When wealthy people divorce, whether in Colorado or elsewhere, the financial repercussions sometimes go beyond the couple and their immediate circle. That appears to be the case in a divorce currently in progress between a husband and wife who were among the elite of the New York real estate world.
The husband and wife are the offspring of two of America’s most prominent real estate families, his centered in San Francisco and hers in New York. Their marriage in 1987 represented a merger, of sorts, of the two dynasties. Their divorce brings an end to that business relationship.

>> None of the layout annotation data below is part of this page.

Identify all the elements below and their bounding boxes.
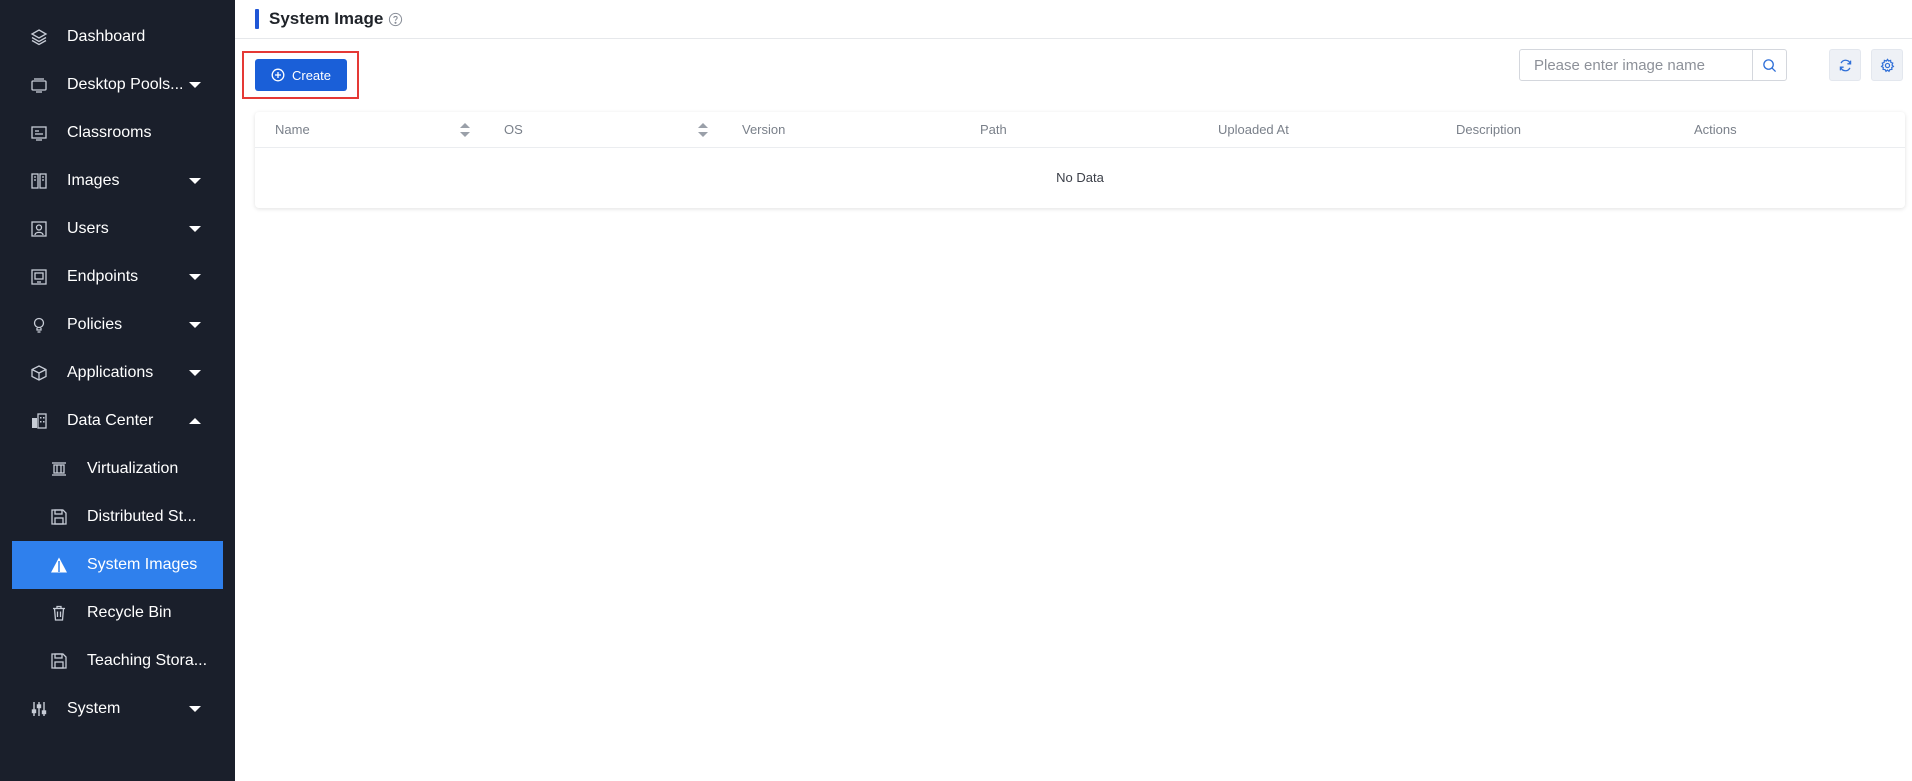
page-header: System Image — [235, 0, 1912, 39]
sidebar-item-endpoints[interactable]: Endpoints — [0, 253, 235, 301]
column-header-description: Description — [1436, 112, 1674, 148]
storage-icon — [50, 508, 68, 526]
column-header-label: Path — [980, 122, 1007, 137]
create-button[interactable]: Create — [255, 59, 347, 91]
storage-icon — [50, 652, 68, 670]
sidebar-item-data-center[interactable]: Data Center — [0, 397, 235, 445]
sidebar-item-desktop-pools[interactable]: Desktop Pools... — [0, 61, 235, 109]
sidebar-item-label: Virtualization — [87, 460, 179, 477]
column-header-label: Uploaded At — [1218, 122, 1289, 137]
column-header-label: Version — [742, 122, 786, 137]
sidebar-item-label: Teaching Stora... — [87, 652, 208, 669]
table-header: Name OS Version Path Uploaded At Descrip… — [255, 112, 1905, 148]
search-button[interactable] — [1752, 50, 1786, 80]
plus-circle-icon — [271, 68, 285, 82]
trash-icon — [50, 604, 68, 622]
app-root: Dashboard Desktop Pools... Classrooms Im… — [0, 0, 1912, 781]
sidebar-item-label: Endpoints — [67, 268, 139, 285]
column-header-version: Version — [722, 112, 960, 148]
sidebar-item-label: Policies — [67, 316, 123, 333]
search-input[interactable] — [1520, 50, 1752, 80]
users-icon — [30, 220, 48, 238]
chevron-down-icon — [189, 82, 201, 88]
sidebar-item-virtualization[interactable]: Virtualization — [0, 445, 235, 493]
server-icon — [50, 460, 68, 478]
images-icon — [30, 172, 48, 190]
column-header-name[interactable]: Name — [255, 112, 484, 148]
search-icon — [1763, 58, 1777, 72]
classroom-icon — [30, 124, 48, 142]
main-content: System Image Create Name — [235, 0, 1912, 781]
triangle-icon — [50, 556, 68, 574]
sidebar-item-label: Users — [67, 220, 109, 237]
refresh-button[interactable] — [1829, 49, 1861, 81]
buildings-icon — [30, 412, 48, 430]
column-header-os[interactable]: OS — [484, 112, 722, 148]
column-header-path: Path — [960, 112, 1198, 148]
images-table: Name OS Version Path Uploaded At Descrip… — [255, 112, 1905, 208]
chevron-down-icon — [189, 706, 201, 712]
page-title: System Image — [269, 9, 384, 28]
sidebar-item-system[interactable]: System — [0, 685, 235, 733]
sidebar-item-label: System — [67, 700, 121, 717]
chevron-down-icon — [189, 322, 201, 328]
sidebar-item-distributed-storage[interactable]: Distributed St... — [0, 493, 235, 541]
refresh-icon — [1839, 59, 1851, 71]
lightbulb-icon — [30, 316, 48, 334]
create-button-label: Create — [291, 67, 332, 83]
column-header-label: Description — [1456, 122, 1522, 137]
sidebar-item-users[interactable]: Users — [0, 205, 235, 253]
column-header-label: OS — [504, 122, 523, 137]
sidebar-item-label: System Images — [87, 556, 198, 573]
sidebar-item-label: Dashboard — [67, 28, 146, 45]
sidebar-item-classrooms[interactable]: Classrooms — [0, 109, 235, 157]
sidebar-item-applications[interactable]: Applications — [0, 349, 235, 397]
endpoints-icon — [30, 268, 48, 286]
column-header-actions: Actions — [1674, 112, 1905, 148]
search-box — [1519, 49, 1787, 81]
chevron-down-icon — [189, 274, 201, 280]
sidebar-item-label: Classrooms — [67, 124, 152, 141]
sidebar-item-label: Applications — [67, 364, 154, 381]
chevron-down-icon — [189, 226, 201, 232]
sidebar-item-dashboard[interactable]: Dashboard — [0, 13, 235, 61]
sidebar-item-label: Desktop Pools... — [67, 76, 184, 93]
sidebar-item-label: Distributed St... — [87, 508, 197, 525]
sidebar: Dashboard Desktop Pools... Classrooms Im… — [0, 0, 235, 781]
sidebar-item-label: Images — [67, 172, 120, 189]
column-header-label: Actions — [1694, 122, 1737, 137]
desktop-pools-icon — [30, 76, 48, 94]
chevron-down-icon — [189, 370, 201, 376]
sidebar-item-teaching-storage[interactable]: Teaching Stora... — [0, 637, 235, 685]
cube-icon — [30, 364, 48, 382]
layers-icon — [30, 28, 48, 46]
chevron-up-icon — [189, 418, 201, 424]
sidebar-item-label: Data Center — [67, 412, 154, 429]
sliders-icon — [30, 700, 48, 718]
sidebar-item-images[interactable]: Images — [0, 157, 235, 205]
sidebar-item-system-images[interactable]: System Images — [12, 541, 223, 589]
sort-icon[interactable] — [460, 122, 470, 137]
column-header-uploaded-at: Uploaded At — [1198, 112, 1436, 148]
table-empty-state: No Data — [1056, 169, 1104, 185]
sidebar-item-recycle-bin[interactable]: Recycle Bin — [0, 589, 235, 637]
gear-icon — [1880, 57, 1894, 72]
title-accent-bar — [255, 9, 259, 29]
sort-icon[interactable] — [698, 122, 708, 137]
question-circle-icon[interactable] — [388, 12, 403, 27]
chevron-down-icon — [189, 178, 201, 184]
settings-button[interactable] — [1871, 49, 1903, 81]
sidebar-item-label: Recycle Bin — [87, 604, 172, 621]
sidebar-item-policies[interactable]: Policies — [0, 301, 235, 349]
column-header-label: Name — [275, 122, 310, 137]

Before the recession the husband had built a reputation as an aggressive real estate developer in Manhattan. His property interests were worth an estimated $3 billion. When the real estate markets began to tighten up in 2007 the husband took out a $21 million loan from his in-laws. At the same time the couple signed a postnuptial agreement that provided that if the couple divorced, the wife would get their two homes plus an estimated $12 million in artwork. The husband would assume responsibility for the debts secured by the homes. When the recession came in 2008, the business came crashing down in a flurry of lawsuits and recrimination. The marriage unraveled, and the couple filed for divorce.
A high asset divorce requires an attorney with a sophisticated understanding of the financial issues involved. Asset valuation and division are far more complex than in other divorce cases. To get your fair share, you need to show the other spouse and their attorney you are willing to fight for it. Having someone in your corner who knows the rules and understands the stakes involved can be critical.